You get to taste the individual ingredients, adding on to the texture. The crushed lotus biscuits are a bit of indulgence, and it adds to the crunch. I also love to see the colors as I hold my jar of dessert.
Another important thing is I used ripe Alphonso mangoes, which are sweet, and the rest of the required sweetness was compensated with honey.
You may top the jar or serving bowls with more mangoes or nuts. I used crushed pistachios, rose petals, saffron, etc.
Preparation time: 25 minutes + (4-5 hours chilling time)
Cooking time: 15 minutes
Serves : 4-5
- Mangoes 2 (ripe Alphonso mangoes)
- Yogurt 300 gms
- Honey 30 ml
- Lotus biscuits 10
- Butter 1 ½ tbsp
- Gelatin 1 ½ tbsp
- Pistachios (crushed) 1-2 tbsp
- Dried rose petals (a few)
- Drain the water from the yogurt with the help of cheesecloth. It takes about 15-20 minutes.
- In the meantime, cook the mangoes with a pinch of turmeric and puree them.
- Dissolve the gelatin in 2tbsp of hot and 1tbsp of cold water.

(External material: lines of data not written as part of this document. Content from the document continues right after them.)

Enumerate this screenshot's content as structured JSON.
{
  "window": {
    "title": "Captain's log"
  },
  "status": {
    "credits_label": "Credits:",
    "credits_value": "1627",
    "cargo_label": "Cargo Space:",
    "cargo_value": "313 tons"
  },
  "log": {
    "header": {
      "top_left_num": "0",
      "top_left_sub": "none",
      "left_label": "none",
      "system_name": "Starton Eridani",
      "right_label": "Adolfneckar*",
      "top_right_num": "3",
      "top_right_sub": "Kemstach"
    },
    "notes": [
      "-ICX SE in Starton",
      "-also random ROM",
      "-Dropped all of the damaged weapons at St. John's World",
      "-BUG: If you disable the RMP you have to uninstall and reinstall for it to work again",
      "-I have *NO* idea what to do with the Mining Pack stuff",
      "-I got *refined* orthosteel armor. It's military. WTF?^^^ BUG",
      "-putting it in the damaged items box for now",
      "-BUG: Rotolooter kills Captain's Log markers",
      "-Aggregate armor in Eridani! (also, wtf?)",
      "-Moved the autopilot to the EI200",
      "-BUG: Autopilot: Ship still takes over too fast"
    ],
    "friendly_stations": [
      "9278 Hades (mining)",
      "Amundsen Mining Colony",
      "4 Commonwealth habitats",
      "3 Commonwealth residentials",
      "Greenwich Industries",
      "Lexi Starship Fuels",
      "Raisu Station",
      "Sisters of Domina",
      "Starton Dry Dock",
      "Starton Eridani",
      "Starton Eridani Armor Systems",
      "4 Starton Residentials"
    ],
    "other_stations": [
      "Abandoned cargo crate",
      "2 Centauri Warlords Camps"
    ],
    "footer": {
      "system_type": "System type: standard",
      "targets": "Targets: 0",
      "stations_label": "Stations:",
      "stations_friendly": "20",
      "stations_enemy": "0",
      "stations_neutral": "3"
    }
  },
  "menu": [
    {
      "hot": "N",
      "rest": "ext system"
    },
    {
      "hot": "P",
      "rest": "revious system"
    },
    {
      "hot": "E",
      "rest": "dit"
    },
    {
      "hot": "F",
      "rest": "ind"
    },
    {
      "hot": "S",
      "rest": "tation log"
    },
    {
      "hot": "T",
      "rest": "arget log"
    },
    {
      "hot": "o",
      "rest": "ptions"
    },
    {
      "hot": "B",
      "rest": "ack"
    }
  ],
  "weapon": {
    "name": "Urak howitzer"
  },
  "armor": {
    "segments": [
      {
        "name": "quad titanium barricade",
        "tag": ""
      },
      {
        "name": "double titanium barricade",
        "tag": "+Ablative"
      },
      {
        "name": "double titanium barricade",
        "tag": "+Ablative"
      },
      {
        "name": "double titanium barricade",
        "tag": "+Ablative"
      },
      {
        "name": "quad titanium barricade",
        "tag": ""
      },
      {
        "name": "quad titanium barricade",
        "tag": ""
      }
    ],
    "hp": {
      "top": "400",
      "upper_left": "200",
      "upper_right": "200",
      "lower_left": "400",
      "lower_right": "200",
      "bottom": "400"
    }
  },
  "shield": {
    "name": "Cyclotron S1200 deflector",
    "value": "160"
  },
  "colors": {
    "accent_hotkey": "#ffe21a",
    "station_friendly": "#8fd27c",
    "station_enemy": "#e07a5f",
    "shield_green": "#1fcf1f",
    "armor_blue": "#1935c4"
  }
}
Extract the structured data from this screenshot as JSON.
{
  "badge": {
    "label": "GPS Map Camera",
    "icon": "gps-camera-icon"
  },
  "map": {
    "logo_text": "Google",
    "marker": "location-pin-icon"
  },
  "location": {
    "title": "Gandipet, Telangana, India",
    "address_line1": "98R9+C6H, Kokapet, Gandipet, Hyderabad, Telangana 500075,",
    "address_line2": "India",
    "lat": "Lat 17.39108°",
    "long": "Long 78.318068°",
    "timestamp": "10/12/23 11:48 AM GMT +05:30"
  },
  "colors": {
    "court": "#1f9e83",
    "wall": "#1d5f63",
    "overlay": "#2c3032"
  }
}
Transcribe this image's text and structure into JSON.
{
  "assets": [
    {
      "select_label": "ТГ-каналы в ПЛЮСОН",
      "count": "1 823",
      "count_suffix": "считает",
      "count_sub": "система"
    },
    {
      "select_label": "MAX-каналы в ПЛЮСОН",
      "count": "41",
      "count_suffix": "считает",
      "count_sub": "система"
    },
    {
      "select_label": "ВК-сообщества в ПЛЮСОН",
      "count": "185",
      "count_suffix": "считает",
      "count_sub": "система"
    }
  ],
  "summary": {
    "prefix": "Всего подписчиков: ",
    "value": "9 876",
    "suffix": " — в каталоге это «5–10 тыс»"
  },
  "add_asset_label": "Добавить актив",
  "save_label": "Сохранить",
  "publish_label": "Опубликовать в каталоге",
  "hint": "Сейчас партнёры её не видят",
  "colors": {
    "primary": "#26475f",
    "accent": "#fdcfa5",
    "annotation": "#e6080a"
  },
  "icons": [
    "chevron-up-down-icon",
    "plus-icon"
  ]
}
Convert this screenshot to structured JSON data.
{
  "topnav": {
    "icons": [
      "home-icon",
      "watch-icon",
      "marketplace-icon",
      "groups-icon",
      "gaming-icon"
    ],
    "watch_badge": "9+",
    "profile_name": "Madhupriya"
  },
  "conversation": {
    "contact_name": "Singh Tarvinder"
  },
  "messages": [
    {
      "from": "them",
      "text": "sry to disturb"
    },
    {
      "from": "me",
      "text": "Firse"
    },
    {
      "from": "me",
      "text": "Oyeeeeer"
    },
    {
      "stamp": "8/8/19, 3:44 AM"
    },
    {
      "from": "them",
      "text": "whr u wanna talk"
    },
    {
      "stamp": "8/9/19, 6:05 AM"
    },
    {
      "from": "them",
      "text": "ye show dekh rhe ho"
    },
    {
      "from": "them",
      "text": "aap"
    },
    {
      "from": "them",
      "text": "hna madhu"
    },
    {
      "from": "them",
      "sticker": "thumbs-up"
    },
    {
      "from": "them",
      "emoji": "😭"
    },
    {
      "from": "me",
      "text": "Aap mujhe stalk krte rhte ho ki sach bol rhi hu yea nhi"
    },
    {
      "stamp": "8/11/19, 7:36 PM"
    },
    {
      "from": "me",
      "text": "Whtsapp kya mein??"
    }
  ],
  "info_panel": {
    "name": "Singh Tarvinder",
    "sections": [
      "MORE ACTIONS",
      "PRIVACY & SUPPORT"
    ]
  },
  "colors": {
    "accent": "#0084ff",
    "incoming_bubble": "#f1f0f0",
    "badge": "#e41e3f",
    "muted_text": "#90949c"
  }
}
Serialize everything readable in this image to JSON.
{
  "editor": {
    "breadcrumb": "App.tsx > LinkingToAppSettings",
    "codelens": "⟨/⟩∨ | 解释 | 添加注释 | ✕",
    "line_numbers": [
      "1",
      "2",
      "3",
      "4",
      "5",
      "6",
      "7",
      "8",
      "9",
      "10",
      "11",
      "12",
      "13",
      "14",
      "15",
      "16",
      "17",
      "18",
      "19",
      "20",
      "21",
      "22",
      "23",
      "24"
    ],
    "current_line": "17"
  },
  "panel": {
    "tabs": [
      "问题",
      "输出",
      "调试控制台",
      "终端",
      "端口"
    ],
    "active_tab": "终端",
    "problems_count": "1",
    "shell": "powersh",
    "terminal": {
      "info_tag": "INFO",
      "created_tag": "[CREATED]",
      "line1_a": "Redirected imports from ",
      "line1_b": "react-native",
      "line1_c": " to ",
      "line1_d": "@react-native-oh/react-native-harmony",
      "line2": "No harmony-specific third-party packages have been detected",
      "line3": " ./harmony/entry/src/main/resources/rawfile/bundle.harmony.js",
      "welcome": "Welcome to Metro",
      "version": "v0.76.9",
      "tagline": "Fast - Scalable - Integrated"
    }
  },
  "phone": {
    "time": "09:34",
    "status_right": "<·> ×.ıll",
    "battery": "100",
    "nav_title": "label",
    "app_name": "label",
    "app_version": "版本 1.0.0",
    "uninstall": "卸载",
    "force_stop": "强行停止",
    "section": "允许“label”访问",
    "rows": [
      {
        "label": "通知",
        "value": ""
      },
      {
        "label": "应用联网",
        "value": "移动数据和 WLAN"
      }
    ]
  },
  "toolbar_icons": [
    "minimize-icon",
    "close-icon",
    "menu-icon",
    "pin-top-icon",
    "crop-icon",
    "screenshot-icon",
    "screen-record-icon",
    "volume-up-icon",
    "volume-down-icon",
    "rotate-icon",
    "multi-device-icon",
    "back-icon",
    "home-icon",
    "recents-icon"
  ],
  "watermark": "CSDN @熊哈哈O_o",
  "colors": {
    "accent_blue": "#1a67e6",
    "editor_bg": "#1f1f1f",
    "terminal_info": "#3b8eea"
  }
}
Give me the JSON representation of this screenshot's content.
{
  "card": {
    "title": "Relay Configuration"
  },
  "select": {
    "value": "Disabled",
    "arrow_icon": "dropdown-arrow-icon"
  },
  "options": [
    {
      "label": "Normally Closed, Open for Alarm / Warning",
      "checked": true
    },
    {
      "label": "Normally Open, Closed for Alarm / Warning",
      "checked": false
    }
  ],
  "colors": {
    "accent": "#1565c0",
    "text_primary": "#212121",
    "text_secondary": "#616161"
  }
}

- Add this along with the honey to the mango puree. Keep aside 3 tbsp of the puree and yogurt, separately. Combine the rest and fold with a spatula.
- Melt the butter and add it to the crushed lotus biscuits. Spoon it out to make the first layer. Use the back of a spoon or muddler to make the layer loosely compact.
- Place the mango yogurt mixture followed by yogurt (lightly sweeten it, if required) and then the mango puree.
- Let it rest in the refrigerator for 5 hours, at least.
- Serve with crushed pistachios, dried rose petals, etc.